First: let’s get my issue with the movie out of the way. The humour in this movie worked really well most of the time, but for me there was one moment that felt utterly misplaced. When Knightley made his proposal to Emma, she had a nose bleed. None of the dialogue was really changed, at least, but this moment felt extremely wrong. This is the big romantic moment in Emma, and it was played for a joke. I really think this took away from the film, as just because it was more of a comedy than other adaptations have been doesn’t mean that it can’t have a genuine moment. For the relationship of Emma and Knightley to be believable, they need to be able to have a serious romantic connection. I genuinely think that if this scene – and a few others- were executed more seriously this film would be up there with the 2009 version of Emma as one of my favourite Austen adaptations. It is beautifully made, the cast is fantastic, the costumes are gorgeous. But it just lacks that sense of heart that for me is central to making a period drama re-watchable. I probably wouldn’t watch this film again.
Now that my problems are out of the way, let’s talk about the good stuff about this film. There are a lot of great things about this film. Firstly, the use of colour and setting makes the film look fantastic. The pastel colour palette is sickeningly sweet, the costumes more extravagant than in other adaptations of Austen. This really helps to emphasise the over-indulgence and lack of action that characterises the lives of these upper-class characters. The cast is also fantastic. Bill Nighy was seemingly made to play Mr Woodhouse. Everything from his costume to his movements was perfect for this version of the character. Johnny Flynn plays a convincing Mr Knightley, though he is perhaps too much in earnest to match the tone of the film. Anya Taylor-Joy was also wonderfully cast as Emma, as she plays Emma’s meanness in a way that feels more true to the book, whereas other adaptations that tend to make her more sympathetic. This also makes the character development of Emma from the beginning to the end of the film more apparent after the turning point where she is called out by Knightley for insulting Miss Bates, and realises her rudeness.

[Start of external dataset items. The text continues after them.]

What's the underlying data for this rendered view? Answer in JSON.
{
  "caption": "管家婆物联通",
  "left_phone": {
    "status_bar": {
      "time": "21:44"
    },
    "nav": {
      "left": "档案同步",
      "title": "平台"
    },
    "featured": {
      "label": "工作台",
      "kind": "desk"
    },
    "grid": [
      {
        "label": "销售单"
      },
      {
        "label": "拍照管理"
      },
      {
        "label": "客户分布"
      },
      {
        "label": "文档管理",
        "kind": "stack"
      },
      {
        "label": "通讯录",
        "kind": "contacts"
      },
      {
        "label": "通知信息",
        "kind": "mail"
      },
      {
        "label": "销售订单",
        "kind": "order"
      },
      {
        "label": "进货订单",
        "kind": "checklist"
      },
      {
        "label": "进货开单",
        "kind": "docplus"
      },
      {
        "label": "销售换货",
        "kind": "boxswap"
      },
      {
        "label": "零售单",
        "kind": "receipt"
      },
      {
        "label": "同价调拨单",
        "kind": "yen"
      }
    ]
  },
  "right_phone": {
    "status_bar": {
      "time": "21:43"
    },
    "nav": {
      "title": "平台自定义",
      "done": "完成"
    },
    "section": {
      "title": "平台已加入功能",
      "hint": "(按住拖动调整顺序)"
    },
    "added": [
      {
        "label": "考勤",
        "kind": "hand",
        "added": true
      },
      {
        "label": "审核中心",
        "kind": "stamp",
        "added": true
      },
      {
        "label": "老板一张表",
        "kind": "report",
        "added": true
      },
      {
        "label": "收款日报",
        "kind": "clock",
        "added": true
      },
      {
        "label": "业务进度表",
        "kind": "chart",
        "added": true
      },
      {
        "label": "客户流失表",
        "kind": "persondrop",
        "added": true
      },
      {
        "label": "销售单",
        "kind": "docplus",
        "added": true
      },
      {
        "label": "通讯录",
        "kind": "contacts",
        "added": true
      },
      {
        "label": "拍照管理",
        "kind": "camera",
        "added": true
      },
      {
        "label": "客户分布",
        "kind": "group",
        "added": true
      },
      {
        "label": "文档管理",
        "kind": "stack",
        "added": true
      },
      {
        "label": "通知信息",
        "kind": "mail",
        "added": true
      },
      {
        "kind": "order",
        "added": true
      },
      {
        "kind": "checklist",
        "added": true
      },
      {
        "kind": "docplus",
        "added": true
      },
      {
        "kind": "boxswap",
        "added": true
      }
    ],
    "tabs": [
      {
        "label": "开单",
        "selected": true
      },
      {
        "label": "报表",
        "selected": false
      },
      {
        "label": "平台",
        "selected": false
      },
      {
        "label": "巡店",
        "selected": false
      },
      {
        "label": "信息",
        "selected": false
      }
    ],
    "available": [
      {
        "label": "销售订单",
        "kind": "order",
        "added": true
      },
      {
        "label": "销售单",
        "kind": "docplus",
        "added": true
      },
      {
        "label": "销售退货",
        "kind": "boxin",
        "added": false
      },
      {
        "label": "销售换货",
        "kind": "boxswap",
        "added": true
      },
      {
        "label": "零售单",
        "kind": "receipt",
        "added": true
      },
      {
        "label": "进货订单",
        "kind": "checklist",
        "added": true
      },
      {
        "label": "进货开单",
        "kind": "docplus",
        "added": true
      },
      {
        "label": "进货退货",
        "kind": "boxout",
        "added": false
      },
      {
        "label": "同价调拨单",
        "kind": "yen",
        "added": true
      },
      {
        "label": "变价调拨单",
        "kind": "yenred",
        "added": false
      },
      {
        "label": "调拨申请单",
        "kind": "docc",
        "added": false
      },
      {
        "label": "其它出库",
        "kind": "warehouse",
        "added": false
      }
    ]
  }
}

The scene where Knightley and Emma dance is one which gets it right: showing their feelings for each other in a way that is not mitigated by unnecessary comedy, and I wish there were more moments like this in the film, as the cast and crew were clearly capable of achieving it. Scenes with Mr and Mrs Elton were hilarious, and they worked well because in the book they (particularly Mrs Elton) are characters who are supposed to be seen as somewhat ridiculous in the way that they act.

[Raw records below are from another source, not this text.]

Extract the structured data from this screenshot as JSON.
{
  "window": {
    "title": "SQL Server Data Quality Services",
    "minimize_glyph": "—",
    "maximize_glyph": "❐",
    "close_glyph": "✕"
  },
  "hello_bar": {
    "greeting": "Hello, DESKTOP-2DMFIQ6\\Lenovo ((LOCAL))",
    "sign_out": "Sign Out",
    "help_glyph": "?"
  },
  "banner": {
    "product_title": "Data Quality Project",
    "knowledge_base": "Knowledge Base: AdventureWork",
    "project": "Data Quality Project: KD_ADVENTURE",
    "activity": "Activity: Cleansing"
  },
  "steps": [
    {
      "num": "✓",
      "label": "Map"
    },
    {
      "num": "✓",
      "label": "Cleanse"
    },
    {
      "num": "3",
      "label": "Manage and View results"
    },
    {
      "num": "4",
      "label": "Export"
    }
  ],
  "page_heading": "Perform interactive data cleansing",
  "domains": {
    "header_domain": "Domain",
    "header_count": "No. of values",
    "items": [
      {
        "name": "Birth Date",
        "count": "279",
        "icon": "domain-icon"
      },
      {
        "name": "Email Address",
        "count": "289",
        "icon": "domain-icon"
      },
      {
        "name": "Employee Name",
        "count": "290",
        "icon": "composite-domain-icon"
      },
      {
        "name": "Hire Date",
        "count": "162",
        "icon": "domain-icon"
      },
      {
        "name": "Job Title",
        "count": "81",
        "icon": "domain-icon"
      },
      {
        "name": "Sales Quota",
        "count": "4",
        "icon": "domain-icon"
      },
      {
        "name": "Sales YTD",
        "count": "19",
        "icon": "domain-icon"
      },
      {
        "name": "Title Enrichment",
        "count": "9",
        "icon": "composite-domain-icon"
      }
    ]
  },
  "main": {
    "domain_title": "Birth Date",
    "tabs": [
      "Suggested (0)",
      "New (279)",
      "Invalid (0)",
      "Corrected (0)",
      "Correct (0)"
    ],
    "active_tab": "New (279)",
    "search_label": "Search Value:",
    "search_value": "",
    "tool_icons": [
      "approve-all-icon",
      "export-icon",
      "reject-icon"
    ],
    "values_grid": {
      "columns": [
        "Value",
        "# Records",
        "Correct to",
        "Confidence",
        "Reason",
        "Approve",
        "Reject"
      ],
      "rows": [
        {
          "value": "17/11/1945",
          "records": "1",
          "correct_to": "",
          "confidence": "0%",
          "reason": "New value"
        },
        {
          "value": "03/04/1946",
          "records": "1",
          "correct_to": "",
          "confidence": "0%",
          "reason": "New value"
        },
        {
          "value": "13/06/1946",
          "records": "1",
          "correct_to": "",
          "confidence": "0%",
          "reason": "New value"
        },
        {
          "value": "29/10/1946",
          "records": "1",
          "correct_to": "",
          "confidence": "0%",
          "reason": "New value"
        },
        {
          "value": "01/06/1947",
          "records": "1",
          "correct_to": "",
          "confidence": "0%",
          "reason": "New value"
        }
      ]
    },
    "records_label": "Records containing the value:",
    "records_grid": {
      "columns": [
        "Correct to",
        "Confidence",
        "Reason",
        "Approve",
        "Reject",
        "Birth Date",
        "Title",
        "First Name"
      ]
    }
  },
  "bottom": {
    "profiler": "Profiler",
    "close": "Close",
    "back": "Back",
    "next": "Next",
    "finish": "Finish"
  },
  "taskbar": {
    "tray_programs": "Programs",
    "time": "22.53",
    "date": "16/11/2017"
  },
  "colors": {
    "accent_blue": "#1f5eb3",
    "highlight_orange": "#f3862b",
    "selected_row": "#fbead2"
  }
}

I would recommend this film to be seen at least once, because I think there is plenty to like about it. It is a well-made film, and as the response to it has shown there are many enjoyable moments. If you are like me and are a big fan of an older adaptation or the book, then don’t go into this film expecting a similar portrayal as past iterations of Emma. Personally, I don’t think that this film got the tone quite right. While I always saw Emma as a romantic story with comedic elements, this version is primarily comedic with romantic elements. If you like that idea, then you’ll like this film.
Have you watched Emma? How does it compare to other adaptations you have seen?